Killer Robots Might Be Humanity’s Redemption
Originally published on Huffington Post
There has been considerable alarm among both activist and scientific circles over the developing of killer robots. No less a person than Stephen Hawking has warned about the possible dangers of Artificial Intelligence, including human extinction. A nihilist might be tempted to ask, well, given that people have been slitting each other’s throats since the birth of history, why not give someone else a chance?
The dangers of AI has also concerned artists. In fact, we can say artists have anticipated scientists by centuries – what is Mary Shelley’s Frankenstein if not a fear of scientific progress creating a sentient, non-human being? Likewise, this subject is also the core theme of the Terminator franchise. In the series, Skynet, a powerful military computer system, becomes self-aware and launches a devastating attack on all humanity. The cataclysmic event, biblically named Judgment Day, wipes out most of humankind but for small pockets who later unite to form the Resistance against the machines. This is crucial – a non-human entity achieved what humans have failed to do; unite people under the banner of humanity.
The reality is that humanity and human unity does not exist and has never existed.
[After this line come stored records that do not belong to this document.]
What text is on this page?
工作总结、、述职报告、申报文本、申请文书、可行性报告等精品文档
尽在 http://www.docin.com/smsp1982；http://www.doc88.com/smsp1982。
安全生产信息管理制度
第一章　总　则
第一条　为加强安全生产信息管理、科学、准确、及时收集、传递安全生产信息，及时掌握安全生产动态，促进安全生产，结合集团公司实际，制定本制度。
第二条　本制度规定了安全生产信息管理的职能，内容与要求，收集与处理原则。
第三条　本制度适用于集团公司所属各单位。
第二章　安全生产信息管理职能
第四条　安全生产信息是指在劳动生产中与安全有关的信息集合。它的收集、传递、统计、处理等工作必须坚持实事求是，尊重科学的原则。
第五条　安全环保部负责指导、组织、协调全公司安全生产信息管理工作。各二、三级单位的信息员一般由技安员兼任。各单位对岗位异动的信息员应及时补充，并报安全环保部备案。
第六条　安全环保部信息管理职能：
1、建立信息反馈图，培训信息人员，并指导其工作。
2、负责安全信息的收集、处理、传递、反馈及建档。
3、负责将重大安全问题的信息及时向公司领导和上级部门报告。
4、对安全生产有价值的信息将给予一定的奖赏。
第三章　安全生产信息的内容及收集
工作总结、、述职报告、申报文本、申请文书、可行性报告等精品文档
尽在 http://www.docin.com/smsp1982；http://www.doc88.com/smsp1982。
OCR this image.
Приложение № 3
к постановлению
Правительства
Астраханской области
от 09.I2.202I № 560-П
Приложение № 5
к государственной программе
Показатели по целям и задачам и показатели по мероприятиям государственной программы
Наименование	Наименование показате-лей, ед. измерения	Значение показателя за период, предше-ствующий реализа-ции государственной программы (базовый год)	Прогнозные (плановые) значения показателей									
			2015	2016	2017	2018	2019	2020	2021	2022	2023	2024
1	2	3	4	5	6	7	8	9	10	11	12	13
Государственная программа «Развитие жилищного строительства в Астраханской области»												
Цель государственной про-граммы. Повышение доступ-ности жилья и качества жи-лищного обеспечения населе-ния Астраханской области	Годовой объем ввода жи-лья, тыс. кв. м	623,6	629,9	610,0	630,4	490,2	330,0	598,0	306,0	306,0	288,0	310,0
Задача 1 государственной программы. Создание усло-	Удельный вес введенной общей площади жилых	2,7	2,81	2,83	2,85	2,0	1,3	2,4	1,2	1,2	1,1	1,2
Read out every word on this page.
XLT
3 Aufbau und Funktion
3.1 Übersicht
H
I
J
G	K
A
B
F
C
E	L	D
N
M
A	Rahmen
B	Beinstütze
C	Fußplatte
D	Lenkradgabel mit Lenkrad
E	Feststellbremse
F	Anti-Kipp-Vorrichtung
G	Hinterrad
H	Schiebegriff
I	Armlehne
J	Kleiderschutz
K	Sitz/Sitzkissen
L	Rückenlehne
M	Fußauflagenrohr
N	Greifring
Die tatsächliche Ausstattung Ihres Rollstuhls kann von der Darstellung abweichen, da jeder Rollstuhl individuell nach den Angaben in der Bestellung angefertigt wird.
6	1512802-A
The greatest of visionaries, from the time of Alexander the Great, have tried to forge human unity and raise the standards of civilization – and failed. The last great attempt was Communism – after its miserable collapse, we witnessed the rise and legitimization of identity politics based on race, religion, ethnicity, sexuality and so on. These micro conflicts have dominated our thinking so much that even leftists nowadays are reluctant to contemplate about the really big picture.
The legitimate war against the greatest threat to civilization in the previous century, Nazism, failed to unite humanity just as the equally legitimate war against the barbarities of Islamism will also fail. Why is this? Even at their worst, the Nazis and the Islamists were only human. They did what their predecessors did, the Ottomans, White and Arab slave merchants, the Mongols, the Inquisitors, the Hindus. These genocidaires did not deny the idea of humanity – they just denied the idea of humanity to people who they considered less than human. But this too is a very human trait.
The idea of a essentially benevolent humanity is based on the same lies as the idea of an essentially benevolent God. Even when the worst among us – in the contemporary age, one can safely say that the award goes to the Islamists – are physically removed, they will only be replaced by others. Humankind’s propensity for violence towards its own species is intrinsic to its constitution. This is the greatest lesson from Freud’sclassic Civilization and Its Discontents.
And this violence of human towards human will continue as long as the enemy of a politics is a human. The terrorist, the racist, the sexist, the genocidaire, the capitalist and the people who oppose them all possess human identities, but not the identity of humanity though they may claim to act in its name. Is there a way out of this Gordian knot?
In Alan Moore’s epic graphic novel Watchmen, the brilliant character of Adrian Veidt resolves this paradox – at a time when the US and the USSR were heading towards nuclear war and mutual destruction, he invents something resembling an alien life form and unleashes it on earth, resulting in the death of millions. But this fear of the non-human other shocked the world powers so much, that they reconciled their differences and vowed to build unity.
In this age torn apart by ethnic and religious conflicts, it may very well be that these ‘killer robots’ might teach us the value of unity, the ridiculousness of the politics of difference, and what it is to be human. For once in history, we will be united under one identity against one common enemy – a non-human, who falls beyond the fallible concepts of feelings and morals. AI might actually provide us the redemption that we need from ourselves.
Losses will be great, but we have already lost so much at each other’s hands. Our victory, however, will be in our united, permanent struggle under the banner of a genuine, universal humanity.